Jan 7, 2018 at 7:30 pm
MAKING AND BREAKING (YOUR OWN) RULES: VISUAL STYLE AND VÉRITÉ IN THE DEPARTURE
Screening to be followed by discussion with Lana Wilson and Emily Topper
“A work of art…a beautiful meditation on the value of life.” – San Francisco Chronicle
We are excited to kick off 2018 with a warm welcome for director Lana Wilson presenting a screening of her recent and highly-acclaimed documentary The Departure. Closely following a former punk-turned-Buddhist priest in Japan who specializes in helping those on the brink of suicide find reasons to want to keep moving forward, The Departure has been called “Poetic, profound, and devastating” by The Hollywood Reporter“, and has screened at festivals worldwide including Tribeca Film Festival, HotDocs International Film Festival, Sheffield Doc/Fest, Camden International Film Festival, and more.

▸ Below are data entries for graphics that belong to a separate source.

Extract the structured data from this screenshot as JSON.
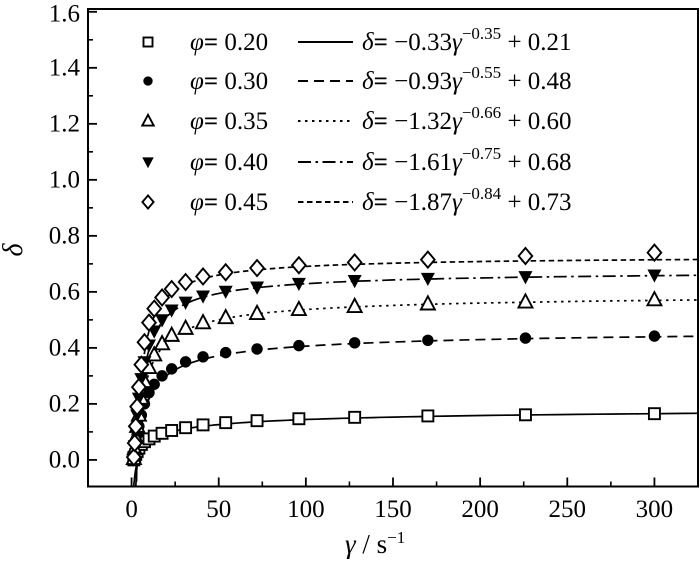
{
  "figure": {
    "background": "#ffffff",
    "foreground": "#000000"
  },
  "chart_data": {
    "type": "scatter",
    "title": "",
    "xlabel_parts": {
      "symbol": "γ",
      "separator": " / s",
      "sup": "−1"
    },
    "ylabel": "δ",
    "xlim": [
      -25,
      325
    ],
    "ylim": [
      -0.095,
      1.61
    ],
    "grid": false,
    "legend_position": "top-left",
    "x_major_ticks": [
      0,
      50,
      100,
      150,
      200,
      250,
      300
    ],
    "x_tick_labels": [
      "0",
      "50",
      "100",
      "150",
      "200",
      "250",
      "300"
    ],
    "x_minor_ticks": [
      25,
      75,
      125,
      175,
      225,
      275
    ],
    "y_major_ticks": [
      0.0,
      0.2,
      0.4,
      0.6,
      0.8,
      1.0,
      1.2,
      1.4,
      1.6
    ],
    "y_tick_labels": [
      "0.0",
      "0.2",
      "0.4",
      "0.6",
      "0.8",
      "1.0",
      "1.2",
      "1.4",
      "1.6"
    ],
    "y_minor_ticks": [
      0.1,
      0.3,
      0.5,
      0.7,
      0.9,
      1.1,
      1.3,
      1.5
    ],
    "x": [
      1.3,
      1.8,
      2.4,
      3.2,
      4.2,
      5.6,
      7.4,
      10,
      13,
      17.5,
      23,
      31,
      41,
      54,
      72,
      96,
      128,
      170,
      226,
      300
    ],
    "series": [
      {
        "phi_symbol": "φ",
        "phi_value": "0.20",
        "marker": "square-open",
        "line_dash": "solid",
        "fit": {
          "A": -0.33,
          "p": -0.35,
          "C": 0.21
        },
        "equation": {
          "lhs": "δ",
          "coef": "−0.33",
          "gamma": "γ",
          "sup": "−0.35",
          "tail": "+ 0.21"
        },
        "y": [
          0.0,
          0.01,
          0.02,
          0.03,
          0.042,
          0.055,
          0.065,
          0.075,
          0.085,
          0.095,
          0.105,
          0.115,
          0.125,
          0.133,
          0.14,
          0.147,
          0.152,
          0.157,
          0.161,
          0.165
        ]
      },
      {
        "phi_symbol": "φ",
        "phi_value": "0.30",
        "marker": "circle-filled",
        "line_dash": "dashed",
        "fit": {
          "A": -0.93,
          "p": -0.55,
          "C": 0.48
        },
        "equation": {
          "lhs": "δ",
          "coef": "−0.93",
          "gamma": "γ",
          "sup": "−0.55",
          "tail": "+ 0.48"
        },
        "y": [
          0.005,
          0.03,
          0.06,
          0.09,
          0.12,
          0.16,
          0.2,
          0.24,
          0.27,
          0.3,
          0.325,
          0.35,
          0.368,
          0.383,
          0.396,
          0.408,
          0.418,
          0.427,
          0.435,
          0.442
        ]
      },
      {
        "phi_symbol": "φ",
        "phi_value": "0.35",
        "marker": "triangle-up-open",
        "line_dash": "dotted",
        "fit": {
          "A": -1.32,
          "p": -0.66,
          "C": 0.6
        },
        "equation": {
          "lhs": "δ",
          "coef": "−1.32",
          "gamma": "γ",
          "sup": "−0.66",
          "tail": "+ 0.60"
        },
        "y": [
          0.005,
          0.04,
          0.08,
          0.12,
          0.16,
          0.22,
          0.28,
          0.33,
          0.375,
          0.415,
          0.445,
          0.47,
          0.49,
          0.508,
          0.523,
          0.537,
          0.548,
          0.557,
          0.564,
          0.572
        ]
      },
      {
        "phi_symbol": "φ",
        "phi_value": "0.40",
        "marker": "triangle-down-filled",
        "line_dash": "dashdot",
        "fit": {
          "A": -1.61,
          "p": -0.75,
          "C": 0.68
        },
        "equation": {
          "lhs": "δ",
          "coef": "−1.61",
          "gamma": "γ",
          "sup": "−0.75",
          "tail": "+ 0.68"
        },
        "y": [
          0.01,
          0.05,
          0.1,
          0.16,
          0.22,
          0.29,
          0.35,
          0.41,
          0.46,
          0.5,
          0.535,
          0.563,
          0.585,
          0.602,
          0.617,
          0.63,
          0.64,
          0.648,
          0.654,
          0.66
        ]
      },
      {
        "phi_symbol": "φ",
        "phi_value": "0.45",
        "marker": "diamond-open",
        "line_dash": "shortdash",
        "fit": {
          "A": -1.87,
          "p": -0.84,
          "C": 0.73
        },
        "equation": {
          "lhs": "δ",
          "coef": "−1.87",
          "gamma": "γ",
          "sup": "−0.84",
          "tail": "+ 0.73"
        },
        "y": [
          0.01,
          0.06,
          0.12,
          0.19,
          0.26,
          0.34,
          0.42,
          0.49,
          0.54,
          0.58,
          0.61,
          0.635,
          0.655,
          0.67,
          0.685,
          0.695,
          0.705,
          0.715,
          0.728,
          0.74
        ]
      }
    ]
  }
}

After the screening, we invite you to stay for an intimate conversation between Wilson and her cinematographer Emily Topper on visualizing and actualizing a documentary shoot. From pre-visualizing a documentary shoot, to constructing an aesthetic world, storyboarding, making shot lists, drawing inspiration from references (not just film but also photographs, paintings + more), and knowing when and when not to follow your preset guidelines for visual style, this is sure to be a rare sneak peek at the inner workings of some of your favorites in the field. Come through for this unique opportunity to discuss all aspects of visualizing a documentary shoot and don’t miss the chance to glimpse inside the minds of one of the biggest documentaries of the past year!
Program
87 min., 2017
“Wilson’s film, a quiet wonder, emphasizes the courage it takes to choose the hard work of living.”
Alan Scherstuhl, The Village Voice
Ittetsu Nemoto, a former punk-turned-Buddhist-priest in Japan, has made a career out of helping suicidal people find reasons to live. But this work has come increasingly at the cost of his own family and health, as he refuses to draw lines between those he counsels and himself. The Departure captures Nemoto at a crossroads, when his growing self-destructive tendencies lead him to confront the same question his patients ask him: what makes life worth living?
The second documentary by award-winning director Lana Wilson (After Tiller), The Departure is a poetic and deeply moving film that contemplates death as a way of better understanding how we should live.
“It’s not often one can have a genuinely spiritual experience watching a movie. But that’s precisely what’s on offer with The Departure, Lana Wilson’s quietly galvanizing portrait of life, death and the thin places in between. A film that explores life’s toughest and most transcendent moments with tenderness, honesty and care.”
Ann Hornaday, The Washington Post
“A work of art. A beautiful meditation on the value of life. By the way, this is a documentary. But after the first few seconds, you won’t even notice.”
David Lewis, The San Francisco Chronicle
87 min
Lana Wilson is an Emmy Award-winning and two-time Spirit Award-nominated director, writer, and producer based in New York. Her new film, The Departure, premiered in competition at the 2017 Tribeca Film Festival to critical acclaim and was recently nominated for an Independent Spirit Award for Best Documentary. The Departure was called “A work of art” by the San Francisco Chronicle, “Poetic, profound, and devastating” by the Hollywood Reporter, and “A genuinely spiritual experience” by The Washington Post. The Departure had a 30-city US theatrical release starting with a held-over run at New York’s Metrograph, and will be nationally broadcast next year.
Wilson has also worked in television, including writing and producing the premiere episode of the documentary miniseries I Am Rebel for National Geographic Studios. Previously, Wilson was the Film and Dance Curator for Performa, the New York biennial of new visual art performance. Wilson’s work has been supported by Sundance Institute, ITVS, Candescent Films, Artemis Rising Foundation, Chicken & Egg Pictures, the Tribeca Film Institute, the IDA, NYSCA, the MacDowell Colony, and Yaddo. She is a Visiting Assistant Professor at Pratt, and holds a B.A. in Film Studies and Dance from Wesleyan University.
Emily Topper was born and raised in Baltimore, earned a BA from Swarthmore College in Literature, and an MFA from the USC School of Cinematic Arts. Topper began work in documentary as an intern at PBS, where she hovered around the camera team with envy. In subsequent years, she spent years training in lighting on Hollywood narrative films. Her cinematography feature credits include the 2015 Emmy winner for Best Documentary, After Tiller, the 2018 Independent Spirit Award nominee for Best Documentary, The Departure, Ain’t In it For My Health: A Film About Levon Helm, All Fall Down, and Elemental. She also directed and produced All Fall Down, which premiered in competition at CPH: DOX in 2014. She is currently shooting a multi-year film about the effects of climate change on mountain farmers in the Andes of Peru.